When employees are engaged, empowered, and inspired they do more, they go the extra mile, they provide more ideas, work together, see opportunities, create safer environments, solve problems faster, bring products and services to market faster while also creating more joy and ultimately more success for everyone. This is very powerful and not only is good for each employee, but creates an organization of unparalleled excellence that has a natural competitive advantage.

So how does an organization begin to detox and start to thrive?

When you hear someone say, “I’m doing a detox” most people don’t think much about it. We have all heard of a detox and some associate it with a cleanse around the food that goes into the body, some around removing drugs and alcohol from the body, and for others a detox can be one of emotional and mental cleansing.

A detox for an organization is not all that different except that it addresses more than one person and usually involves a close look at the company culture and the habits that make up the culture. It could be the entire organization that needs a detox or it could be a team of people, a specific department or location.
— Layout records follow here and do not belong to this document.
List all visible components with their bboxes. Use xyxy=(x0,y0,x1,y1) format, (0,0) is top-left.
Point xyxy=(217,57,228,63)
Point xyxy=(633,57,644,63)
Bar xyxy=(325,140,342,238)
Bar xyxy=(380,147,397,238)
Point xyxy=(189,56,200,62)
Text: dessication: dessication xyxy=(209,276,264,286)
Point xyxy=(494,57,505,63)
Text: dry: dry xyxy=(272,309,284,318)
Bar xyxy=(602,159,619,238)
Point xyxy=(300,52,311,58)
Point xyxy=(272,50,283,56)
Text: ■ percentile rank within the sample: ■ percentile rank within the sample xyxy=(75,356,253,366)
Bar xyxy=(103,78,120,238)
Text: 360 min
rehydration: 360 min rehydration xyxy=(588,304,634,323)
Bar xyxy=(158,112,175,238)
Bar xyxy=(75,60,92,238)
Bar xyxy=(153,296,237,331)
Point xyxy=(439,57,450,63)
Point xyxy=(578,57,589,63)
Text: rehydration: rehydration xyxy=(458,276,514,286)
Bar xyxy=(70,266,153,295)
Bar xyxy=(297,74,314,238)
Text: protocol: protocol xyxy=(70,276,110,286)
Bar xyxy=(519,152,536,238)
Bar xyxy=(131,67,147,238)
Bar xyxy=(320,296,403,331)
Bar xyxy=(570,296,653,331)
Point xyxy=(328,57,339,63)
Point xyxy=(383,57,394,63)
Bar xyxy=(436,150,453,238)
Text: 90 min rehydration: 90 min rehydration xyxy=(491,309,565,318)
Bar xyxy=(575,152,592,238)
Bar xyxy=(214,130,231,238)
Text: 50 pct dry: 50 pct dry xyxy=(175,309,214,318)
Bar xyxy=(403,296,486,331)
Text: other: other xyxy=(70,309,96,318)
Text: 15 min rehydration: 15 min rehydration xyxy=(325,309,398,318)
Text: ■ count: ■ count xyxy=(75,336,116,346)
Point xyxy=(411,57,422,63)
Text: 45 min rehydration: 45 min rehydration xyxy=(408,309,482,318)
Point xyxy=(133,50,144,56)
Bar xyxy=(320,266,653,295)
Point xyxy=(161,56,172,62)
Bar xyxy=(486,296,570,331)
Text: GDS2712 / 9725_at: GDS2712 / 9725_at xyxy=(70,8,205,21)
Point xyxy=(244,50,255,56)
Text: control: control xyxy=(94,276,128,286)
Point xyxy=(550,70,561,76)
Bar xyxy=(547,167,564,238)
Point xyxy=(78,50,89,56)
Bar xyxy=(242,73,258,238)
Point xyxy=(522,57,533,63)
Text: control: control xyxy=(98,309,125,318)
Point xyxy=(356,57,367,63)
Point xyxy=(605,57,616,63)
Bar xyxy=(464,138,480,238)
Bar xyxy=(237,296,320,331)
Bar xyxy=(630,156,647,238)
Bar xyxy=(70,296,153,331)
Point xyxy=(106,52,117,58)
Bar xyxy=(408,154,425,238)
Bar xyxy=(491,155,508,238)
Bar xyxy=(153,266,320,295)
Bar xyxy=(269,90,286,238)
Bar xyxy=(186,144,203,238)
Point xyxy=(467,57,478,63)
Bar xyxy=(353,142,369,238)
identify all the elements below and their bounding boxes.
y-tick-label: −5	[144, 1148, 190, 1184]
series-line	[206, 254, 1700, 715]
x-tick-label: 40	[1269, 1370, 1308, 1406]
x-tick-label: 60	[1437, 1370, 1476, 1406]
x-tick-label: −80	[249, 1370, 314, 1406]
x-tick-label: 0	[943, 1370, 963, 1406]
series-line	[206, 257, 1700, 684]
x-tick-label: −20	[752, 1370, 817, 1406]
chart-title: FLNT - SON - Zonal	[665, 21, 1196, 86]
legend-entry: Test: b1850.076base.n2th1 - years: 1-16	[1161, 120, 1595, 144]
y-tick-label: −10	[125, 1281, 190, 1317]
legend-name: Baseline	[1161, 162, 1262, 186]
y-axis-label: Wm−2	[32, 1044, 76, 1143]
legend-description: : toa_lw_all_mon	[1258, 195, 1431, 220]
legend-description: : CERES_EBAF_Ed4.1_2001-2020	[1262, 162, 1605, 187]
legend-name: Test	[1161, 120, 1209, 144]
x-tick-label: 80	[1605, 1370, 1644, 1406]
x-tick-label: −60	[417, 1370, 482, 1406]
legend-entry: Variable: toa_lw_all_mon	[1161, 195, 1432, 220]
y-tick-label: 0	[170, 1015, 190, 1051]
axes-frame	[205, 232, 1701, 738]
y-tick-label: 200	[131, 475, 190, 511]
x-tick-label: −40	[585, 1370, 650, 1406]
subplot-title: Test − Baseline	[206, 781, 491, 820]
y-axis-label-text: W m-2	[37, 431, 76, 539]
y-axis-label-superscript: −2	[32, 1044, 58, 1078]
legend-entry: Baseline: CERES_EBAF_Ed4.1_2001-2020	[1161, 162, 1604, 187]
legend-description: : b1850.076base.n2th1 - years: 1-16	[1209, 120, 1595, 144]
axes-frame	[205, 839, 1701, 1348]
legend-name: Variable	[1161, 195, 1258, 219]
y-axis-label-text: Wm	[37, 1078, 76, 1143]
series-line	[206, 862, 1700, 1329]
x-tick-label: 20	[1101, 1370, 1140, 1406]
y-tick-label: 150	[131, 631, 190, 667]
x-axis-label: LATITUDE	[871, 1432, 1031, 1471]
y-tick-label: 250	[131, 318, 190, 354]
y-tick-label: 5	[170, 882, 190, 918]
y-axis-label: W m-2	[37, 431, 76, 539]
It starts with the acknowledgement from the top that something might need to change. While things appear okay, maybe a closer look is in order, especially if trends like failing projects, overrun budgets, high turnover, low engagement, or decreased worker safety have been seen. Sometimes the detox can be accomplished without external help, but often an expert is needed, at least for an initial consult.

A corporate detox will also take longer than an individual detox because more people are involved so this is not something that will be done in a week and it will take fortitude to complete. It may not be easy, but it will be worth it. Because when people love what they do, how they do it, who they do it with, and who they do it for, they will be the biggest advocates for the organization. They will do more, expect less in return, bring in more business, be more efficient, stick around longer, and be a catalyst for the organization. That means reduced turnover, better engagement, greater customer satisfaction, new customers, returning customers, more employee engagement, and higher profits.

While many companies say that employee satisfaction is their goal or even go as far as to say it is a non-negotiable component of their workplace, how many are really walking the talk?

How well are your employees engaged? Are you doing better than the 32% engagement that Gallup reports? How much is low employee engagement costing you? Are you retaining your top talent or losing them to organizations that offer the connection that your employees are missing?

I know I’ve posed a lot of questions and by giving them some real heartfelt thought you may just realize that your organization is due for a corporate detox.